Нужда в мистическом высказывании удовлетворяется, когда мы получаем наглядное представление, которое достаточно объясняет смысл человеческого существования в мировом целом,— представление, вытекающее из целостности души, а именно из согласного действия сознания и бессознательного. Бессмысленность противна полноте жизни и потому означает болезнь. Смысл многое, если не все, делает приемлемым. Никакая наука никогда не сможет заменить миф, и ни из какой науки невозможно сотворить миф. Ибо «Бог» — еще не миф; миф есть проявление божественной жизни в человеке. Не мы измыслили этот миф, а он обращается к нам как некое «слово Божье». Это «слово Божье» идет к нам, и мы не располагаем возможностью различить, чем отличается оно от Бога и отличается ли вообще. Ничего в этом «слове» нет такого, что не было бы известно и доступно человеку, кроме того обстоятельства, что оно действует вопреки нам и подчиняет нас. Оно упраздняет наш произвол. Это своеобразное «внушение» объяснить невозможно. Мы знаем, что «озарение» не есть результат нашего мудрствования, но что такая мысль как-то нисходит на нас «невесть откуда». И даже если речь здесь должна идти о прекогнитивных сновидениях, мы не вправе приписывать их собственному рассудку. Ведь уже давно и твердо установлено, что такое сновидение представляет собой знание опережающее, или дальнознание.

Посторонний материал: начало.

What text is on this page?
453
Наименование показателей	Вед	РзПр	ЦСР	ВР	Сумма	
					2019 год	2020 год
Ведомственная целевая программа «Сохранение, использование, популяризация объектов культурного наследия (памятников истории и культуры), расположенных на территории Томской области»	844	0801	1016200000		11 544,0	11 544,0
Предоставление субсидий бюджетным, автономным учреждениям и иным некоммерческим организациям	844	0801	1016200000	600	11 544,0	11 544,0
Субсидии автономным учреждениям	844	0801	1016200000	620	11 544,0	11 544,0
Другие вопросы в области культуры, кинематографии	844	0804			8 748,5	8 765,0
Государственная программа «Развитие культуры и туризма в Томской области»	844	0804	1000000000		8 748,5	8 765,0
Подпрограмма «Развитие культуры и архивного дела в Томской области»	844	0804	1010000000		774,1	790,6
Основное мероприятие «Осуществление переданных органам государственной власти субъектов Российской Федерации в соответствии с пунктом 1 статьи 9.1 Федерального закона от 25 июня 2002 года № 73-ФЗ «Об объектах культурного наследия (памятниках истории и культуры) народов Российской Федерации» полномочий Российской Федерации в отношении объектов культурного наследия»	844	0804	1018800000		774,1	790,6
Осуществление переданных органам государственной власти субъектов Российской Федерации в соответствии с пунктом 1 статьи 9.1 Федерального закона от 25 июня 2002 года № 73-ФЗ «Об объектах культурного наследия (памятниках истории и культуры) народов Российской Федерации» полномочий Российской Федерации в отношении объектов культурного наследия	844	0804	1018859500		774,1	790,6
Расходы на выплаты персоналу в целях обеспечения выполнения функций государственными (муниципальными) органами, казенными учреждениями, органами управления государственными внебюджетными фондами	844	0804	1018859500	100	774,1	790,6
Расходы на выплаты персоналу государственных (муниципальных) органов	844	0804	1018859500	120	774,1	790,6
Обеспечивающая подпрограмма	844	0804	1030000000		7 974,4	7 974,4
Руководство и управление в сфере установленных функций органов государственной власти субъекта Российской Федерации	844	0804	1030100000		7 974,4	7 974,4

Слово свершается с нами; мы как-то претерпеваем его, ибо предаемся глубоким сомнениям: если Бога понимать как complexio oppositorum, то «возможно все» в самом полном смысле слова, а именно истина и заблуждение, добро и зло. Миф становится — либо может стать — двусмысленным, подобно дельфийскому оракулу или сновидению. Мы можем и должны отказаться от рассудочной деятельности либо оставить надежду, что инстинкт поспешит на помощь нам; тогда один бог станет помогать нам против другого, как то понимал уже Иов. Решительно все, в чем проявляется «иная воля», есть материал, слепленный из человека, его слов, его мыслей, его образов и всей его ограниченности. И все это он затем переносит на себя самого, когда принимается неуклюже философствовать, полагая, будто все проистекает из его намерений и из «него самого». С детской невинностью он предполагает при этом, будто ему известно о себе все, и он знает, что такое «он сам». Тем не менее он не чувствует, что как раз в этом слабость его сознания и происходящий отсюда страх перед бессознательным, который мешает ему различить, что он измыслил преднамеренно, а что спонтанно явилось ему из какого-то иного источника. Он не проявляет объективности в отношении самого себя и еще не может рассматривать себя как обнаруженный им феномен, с которым «for better or worse» он идентичен. Все поначалу мешает ему, морочит и сбивает его с толку, и лишь с трудом ему удается, наконец, отстоять для себя относительную свободу в какой-то сфере и утвердиться в ней.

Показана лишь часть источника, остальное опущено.